Concernant le diesel, l'émission de particules fines coûte aussi en termes de santé. La place de leader que la France occupe sur le marché ne me convainc pas car il n'est pas certain que le diesel ait de beaux jours devant lui au plan international. Cette particularité du marché français peut même se transformer en handicap à l'exportation.

Madame Suzanne Tallard, la protection des milieux conduit-elle à exclure l'homme des territoires ? Notre congrès de 2007 a été l'occasion de travailler cette problématique et de mettre en exergue nos valeurs humanistes, mais les milieux naturels continuent de s'éroder et la biodiversité de reculer. Nous cherchons comment mieux concilier l'activité humaine et la préservation des milieux naturels à travers des projets concrets. Lutter contre l'artificialisation des sols constitue déjà un début de réponse. Défendre l'idée d'une trame verte et bleue, pour restaurer les continuités écologiques, s'inscrit dans cette démarche.

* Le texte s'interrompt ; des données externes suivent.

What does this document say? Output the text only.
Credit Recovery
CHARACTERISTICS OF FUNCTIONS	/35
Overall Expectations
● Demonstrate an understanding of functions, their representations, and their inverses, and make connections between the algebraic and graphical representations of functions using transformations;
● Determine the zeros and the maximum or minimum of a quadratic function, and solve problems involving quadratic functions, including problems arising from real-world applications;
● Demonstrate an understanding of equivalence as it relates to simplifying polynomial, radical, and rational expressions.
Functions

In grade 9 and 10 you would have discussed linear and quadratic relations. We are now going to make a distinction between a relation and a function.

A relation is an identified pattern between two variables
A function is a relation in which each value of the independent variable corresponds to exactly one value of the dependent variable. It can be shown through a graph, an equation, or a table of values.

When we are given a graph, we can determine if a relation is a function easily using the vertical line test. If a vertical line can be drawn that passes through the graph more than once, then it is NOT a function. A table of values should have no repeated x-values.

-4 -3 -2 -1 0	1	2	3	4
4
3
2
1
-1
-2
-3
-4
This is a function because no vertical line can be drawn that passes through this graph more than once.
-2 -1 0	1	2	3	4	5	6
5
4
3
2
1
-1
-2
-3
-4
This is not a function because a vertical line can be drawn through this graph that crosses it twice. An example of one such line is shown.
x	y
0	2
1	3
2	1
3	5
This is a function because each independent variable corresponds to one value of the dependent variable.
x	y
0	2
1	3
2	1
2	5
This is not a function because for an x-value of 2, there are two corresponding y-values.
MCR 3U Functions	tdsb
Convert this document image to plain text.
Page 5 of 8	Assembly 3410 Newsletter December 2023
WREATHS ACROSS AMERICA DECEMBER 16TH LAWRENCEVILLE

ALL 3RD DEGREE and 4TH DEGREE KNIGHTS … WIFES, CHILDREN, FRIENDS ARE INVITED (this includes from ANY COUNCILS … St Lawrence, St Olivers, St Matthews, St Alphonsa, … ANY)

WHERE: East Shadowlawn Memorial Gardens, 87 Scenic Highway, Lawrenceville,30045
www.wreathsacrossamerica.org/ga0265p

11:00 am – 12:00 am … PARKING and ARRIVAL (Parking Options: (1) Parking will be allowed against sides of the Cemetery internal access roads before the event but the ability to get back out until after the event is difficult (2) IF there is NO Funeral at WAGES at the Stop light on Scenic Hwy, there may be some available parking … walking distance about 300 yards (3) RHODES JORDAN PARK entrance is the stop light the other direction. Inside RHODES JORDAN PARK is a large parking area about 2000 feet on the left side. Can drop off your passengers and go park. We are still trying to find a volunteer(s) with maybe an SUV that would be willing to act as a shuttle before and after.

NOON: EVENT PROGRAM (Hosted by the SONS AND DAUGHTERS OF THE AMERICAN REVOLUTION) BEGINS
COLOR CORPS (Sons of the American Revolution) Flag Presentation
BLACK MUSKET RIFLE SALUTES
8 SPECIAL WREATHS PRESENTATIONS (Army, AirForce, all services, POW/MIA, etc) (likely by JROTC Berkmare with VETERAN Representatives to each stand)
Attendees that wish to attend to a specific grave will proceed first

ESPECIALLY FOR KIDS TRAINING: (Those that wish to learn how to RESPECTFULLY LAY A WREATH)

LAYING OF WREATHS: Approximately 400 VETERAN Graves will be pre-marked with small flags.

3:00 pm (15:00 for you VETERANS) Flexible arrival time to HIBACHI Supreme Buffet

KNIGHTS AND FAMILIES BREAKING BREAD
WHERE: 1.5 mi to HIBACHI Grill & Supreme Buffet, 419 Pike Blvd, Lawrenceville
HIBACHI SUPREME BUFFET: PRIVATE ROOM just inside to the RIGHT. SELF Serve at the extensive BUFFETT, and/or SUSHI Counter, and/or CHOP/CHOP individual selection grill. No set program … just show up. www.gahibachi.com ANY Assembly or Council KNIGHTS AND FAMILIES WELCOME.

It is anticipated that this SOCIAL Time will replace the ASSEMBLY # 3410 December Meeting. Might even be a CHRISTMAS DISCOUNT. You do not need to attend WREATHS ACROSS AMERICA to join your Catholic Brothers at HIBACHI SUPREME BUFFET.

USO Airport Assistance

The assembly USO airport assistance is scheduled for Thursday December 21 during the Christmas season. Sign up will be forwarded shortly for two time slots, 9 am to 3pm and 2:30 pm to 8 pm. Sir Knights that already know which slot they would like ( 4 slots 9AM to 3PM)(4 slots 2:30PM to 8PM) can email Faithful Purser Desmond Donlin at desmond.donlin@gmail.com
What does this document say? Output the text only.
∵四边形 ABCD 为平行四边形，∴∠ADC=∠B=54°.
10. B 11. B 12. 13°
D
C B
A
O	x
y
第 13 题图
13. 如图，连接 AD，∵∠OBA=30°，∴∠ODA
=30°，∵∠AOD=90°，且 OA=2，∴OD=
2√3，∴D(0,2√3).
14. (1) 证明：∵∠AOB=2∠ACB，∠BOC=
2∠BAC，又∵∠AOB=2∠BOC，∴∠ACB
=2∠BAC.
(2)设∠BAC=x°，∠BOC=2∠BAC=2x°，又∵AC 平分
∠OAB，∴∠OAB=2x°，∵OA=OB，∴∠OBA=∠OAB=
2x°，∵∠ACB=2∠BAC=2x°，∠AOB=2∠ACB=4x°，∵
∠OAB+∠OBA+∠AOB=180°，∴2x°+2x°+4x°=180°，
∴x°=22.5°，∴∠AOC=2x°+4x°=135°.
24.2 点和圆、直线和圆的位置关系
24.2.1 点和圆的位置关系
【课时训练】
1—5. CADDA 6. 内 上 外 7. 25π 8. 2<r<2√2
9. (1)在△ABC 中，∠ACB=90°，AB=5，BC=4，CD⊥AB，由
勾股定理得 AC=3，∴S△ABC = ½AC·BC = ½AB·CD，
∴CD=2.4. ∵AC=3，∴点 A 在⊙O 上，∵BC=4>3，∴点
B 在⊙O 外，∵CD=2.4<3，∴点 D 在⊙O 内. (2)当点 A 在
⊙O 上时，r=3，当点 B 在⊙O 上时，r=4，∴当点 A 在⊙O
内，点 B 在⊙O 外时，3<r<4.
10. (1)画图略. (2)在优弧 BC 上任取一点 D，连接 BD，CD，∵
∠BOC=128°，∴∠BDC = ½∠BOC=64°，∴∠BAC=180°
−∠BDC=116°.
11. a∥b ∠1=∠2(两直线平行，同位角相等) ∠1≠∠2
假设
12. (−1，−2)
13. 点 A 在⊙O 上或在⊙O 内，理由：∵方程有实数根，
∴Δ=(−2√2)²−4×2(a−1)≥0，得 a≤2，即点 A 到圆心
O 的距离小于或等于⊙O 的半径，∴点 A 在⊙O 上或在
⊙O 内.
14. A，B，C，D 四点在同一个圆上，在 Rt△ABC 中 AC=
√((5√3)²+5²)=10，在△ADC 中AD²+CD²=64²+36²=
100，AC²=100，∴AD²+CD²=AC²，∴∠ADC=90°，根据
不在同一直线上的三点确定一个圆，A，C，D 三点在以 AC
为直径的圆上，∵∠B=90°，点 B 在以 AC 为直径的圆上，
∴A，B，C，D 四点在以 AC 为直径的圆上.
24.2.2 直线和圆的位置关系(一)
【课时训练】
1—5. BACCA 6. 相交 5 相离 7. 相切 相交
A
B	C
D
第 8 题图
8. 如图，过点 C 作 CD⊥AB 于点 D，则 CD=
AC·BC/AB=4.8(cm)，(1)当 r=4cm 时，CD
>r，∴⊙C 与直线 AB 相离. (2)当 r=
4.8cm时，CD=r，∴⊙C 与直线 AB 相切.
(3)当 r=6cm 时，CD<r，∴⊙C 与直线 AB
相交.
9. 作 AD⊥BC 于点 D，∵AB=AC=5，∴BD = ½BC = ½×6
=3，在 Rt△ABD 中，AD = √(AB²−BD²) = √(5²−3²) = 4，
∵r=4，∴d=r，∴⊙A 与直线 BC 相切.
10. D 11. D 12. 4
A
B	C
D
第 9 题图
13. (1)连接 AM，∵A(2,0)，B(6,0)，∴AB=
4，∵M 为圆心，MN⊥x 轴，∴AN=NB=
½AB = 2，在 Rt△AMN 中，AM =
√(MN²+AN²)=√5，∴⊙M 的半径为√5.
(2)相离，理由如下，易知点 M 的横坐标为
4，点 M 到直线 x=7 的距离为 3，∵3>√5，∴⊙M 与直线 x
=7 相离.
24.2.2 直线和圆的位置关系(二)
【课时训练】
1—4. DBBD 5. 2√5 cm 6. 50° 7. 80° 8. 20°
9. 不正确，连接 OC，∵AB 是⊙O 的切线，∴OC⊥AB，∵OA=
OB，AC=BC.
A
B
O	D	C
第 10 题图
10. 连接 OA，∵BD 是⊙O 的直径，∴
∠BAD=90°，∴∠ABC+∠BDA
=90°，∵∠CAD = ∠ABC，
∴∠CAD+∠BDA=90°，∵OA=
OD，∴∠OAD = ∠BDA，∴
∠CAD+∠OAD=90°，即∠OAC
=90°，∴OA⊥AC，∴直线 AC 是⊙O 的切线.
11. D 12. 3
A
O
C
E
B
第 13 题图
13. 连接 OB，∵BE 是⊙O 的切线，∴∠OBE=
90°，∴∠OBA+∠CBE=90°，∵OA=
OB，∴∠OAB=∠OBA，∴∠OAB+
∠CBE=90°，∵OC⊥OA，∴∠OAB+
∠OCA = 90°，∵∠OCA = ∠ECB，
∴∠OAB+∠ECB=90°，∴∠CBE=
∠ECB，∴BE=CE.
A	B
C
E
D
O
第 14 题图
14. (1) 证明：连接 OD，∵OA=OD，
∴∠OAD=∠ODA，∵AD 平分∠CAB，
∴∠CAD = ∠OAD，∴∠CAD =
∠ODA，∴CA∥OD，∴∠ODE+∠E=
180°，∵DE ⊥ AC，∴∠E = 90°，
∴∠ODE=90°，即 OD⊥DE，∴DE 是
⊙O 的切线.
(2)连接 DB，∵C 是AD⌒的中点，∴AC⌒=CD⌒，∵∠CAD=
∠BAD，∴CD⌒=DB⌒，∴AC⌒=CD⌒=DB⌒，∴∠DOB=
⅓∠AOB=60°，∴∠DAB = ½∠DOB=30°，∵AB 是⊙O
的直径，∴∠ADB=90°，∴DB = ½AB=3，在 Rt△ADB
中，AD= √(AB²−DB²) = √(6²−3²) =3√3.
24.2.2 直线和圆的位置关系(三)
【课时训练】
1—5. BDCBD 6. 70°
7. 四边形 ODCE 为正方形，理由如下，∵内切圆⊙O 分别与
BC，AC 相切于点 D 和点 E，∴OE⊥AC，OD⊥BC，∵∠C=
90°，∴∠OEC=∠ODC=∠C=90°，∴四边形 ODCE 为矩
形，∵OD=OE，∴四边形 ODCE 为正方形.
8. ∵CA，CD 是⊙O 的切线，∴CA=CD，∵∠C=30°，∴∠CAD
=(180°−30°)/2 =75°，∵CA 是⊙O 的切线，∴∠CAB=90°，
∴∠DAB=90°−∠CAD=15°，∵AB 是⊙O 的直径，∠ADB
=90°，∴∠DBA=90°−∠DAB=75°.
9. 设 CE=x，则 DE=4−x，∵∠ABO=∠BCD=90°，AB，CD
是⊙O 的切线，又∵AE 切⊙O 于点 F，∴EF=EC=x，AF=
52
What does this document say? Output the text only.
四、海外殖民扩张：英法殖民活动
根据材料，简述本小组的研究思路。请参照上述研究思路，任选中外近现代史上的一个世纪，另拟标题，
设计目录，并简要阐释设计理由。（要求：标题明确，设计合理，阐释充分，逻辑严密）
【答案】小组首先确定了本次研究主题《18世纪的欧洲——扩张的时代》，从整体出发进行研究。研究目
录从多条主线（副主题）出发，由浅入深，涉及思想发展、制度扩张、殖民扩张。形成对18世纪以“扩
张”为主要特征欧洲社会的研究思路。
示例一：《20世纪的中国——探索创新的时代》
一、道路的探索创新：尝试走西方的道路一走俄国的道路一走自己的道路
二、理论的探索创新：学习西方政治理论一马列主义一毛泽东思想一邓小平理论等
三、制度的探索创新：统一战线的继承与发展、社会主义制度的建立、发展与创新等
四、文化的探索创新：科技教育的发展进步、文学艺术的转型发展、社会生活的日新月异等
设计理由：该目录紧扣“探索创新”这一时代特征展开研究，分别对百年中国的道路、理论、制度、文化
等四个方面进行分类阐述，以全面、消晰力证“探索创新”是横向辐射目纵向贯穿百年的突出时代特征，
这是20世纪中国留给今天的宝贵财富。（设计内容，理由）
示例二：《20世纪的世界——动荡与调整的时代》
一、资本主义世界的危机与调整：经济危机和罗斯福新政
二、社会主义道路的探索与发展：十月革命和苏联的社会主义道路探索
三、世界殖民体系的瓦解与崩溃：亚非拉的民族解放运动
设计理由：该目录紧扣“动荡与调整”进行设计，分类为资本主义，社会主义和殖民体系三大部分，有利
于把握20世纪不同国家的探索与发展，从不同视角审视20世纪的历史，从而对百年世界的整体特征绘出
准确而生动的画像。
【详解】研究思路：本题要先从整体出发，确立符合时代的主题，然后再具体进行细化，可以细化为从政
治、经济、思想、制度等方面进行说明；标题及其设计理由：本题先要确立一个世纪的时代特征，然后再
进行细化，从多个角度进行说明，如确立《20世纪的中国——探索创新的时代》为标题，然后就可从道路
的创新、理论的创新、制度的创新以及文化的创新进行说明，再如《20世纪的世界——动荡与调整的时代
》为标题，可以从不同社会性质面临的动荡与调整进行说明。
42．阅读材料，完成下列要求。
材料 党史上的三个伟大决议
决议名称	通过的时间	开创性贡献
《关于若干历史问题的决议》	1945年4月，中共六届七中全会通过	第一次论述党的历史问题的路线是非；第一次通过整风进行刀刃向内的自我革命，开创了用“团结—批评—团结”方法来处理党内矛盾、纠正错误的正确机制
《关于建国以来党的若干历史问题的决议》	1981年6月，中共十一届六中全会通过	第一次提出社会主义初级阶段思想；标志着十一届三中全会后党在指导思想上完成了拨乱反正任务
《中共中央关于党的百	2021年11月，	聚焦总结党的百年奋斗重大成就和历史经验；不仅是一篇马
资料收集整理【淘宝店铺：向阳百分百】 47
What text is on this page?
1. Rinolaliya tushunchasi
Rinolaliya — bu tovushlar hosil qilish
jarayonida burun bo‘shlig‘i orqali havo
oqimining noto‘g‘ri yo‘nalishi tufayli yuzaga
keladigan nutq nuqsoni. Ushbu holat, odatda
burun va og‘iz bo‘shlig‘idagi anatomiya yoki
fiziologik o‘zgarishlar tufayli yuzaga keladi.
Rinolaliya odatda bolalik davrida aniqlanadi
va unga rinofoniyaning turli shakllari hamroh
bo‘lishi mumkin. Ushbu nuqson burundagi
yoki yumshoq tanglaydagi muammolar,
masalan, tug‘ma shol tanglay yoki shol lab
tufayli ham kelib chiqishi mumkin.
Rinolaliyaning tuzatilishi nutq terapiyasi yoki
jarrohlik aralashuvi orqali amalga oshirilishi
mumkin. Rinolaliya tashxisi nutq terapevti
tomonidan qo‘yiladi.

Pour défendre les aires marines protégées, nous nous heurtons au manque de moyens. L'Agence des aires marines protégées n'est pas en mesure de mener les études de projet. Nous ne sommes pas contre son intégration dans l'Agence française de la biodiversité, à condition que la mer ne soit pas perdante dans l'opération. La France a le deuxième domaine maritime du monde, et sa biodiversité très riche.

Nous travaillons beaucoup à la protection et au développement des territoires avec un réseau agriculture, avec un réseau forêts, avec un réseau mer et littoral. Notre approche n'est peut-être pas celle que voudraient les organisations professionnelles, mais nous ne faisons pas pour autant l'impasse sur la pêche et l'agriculture.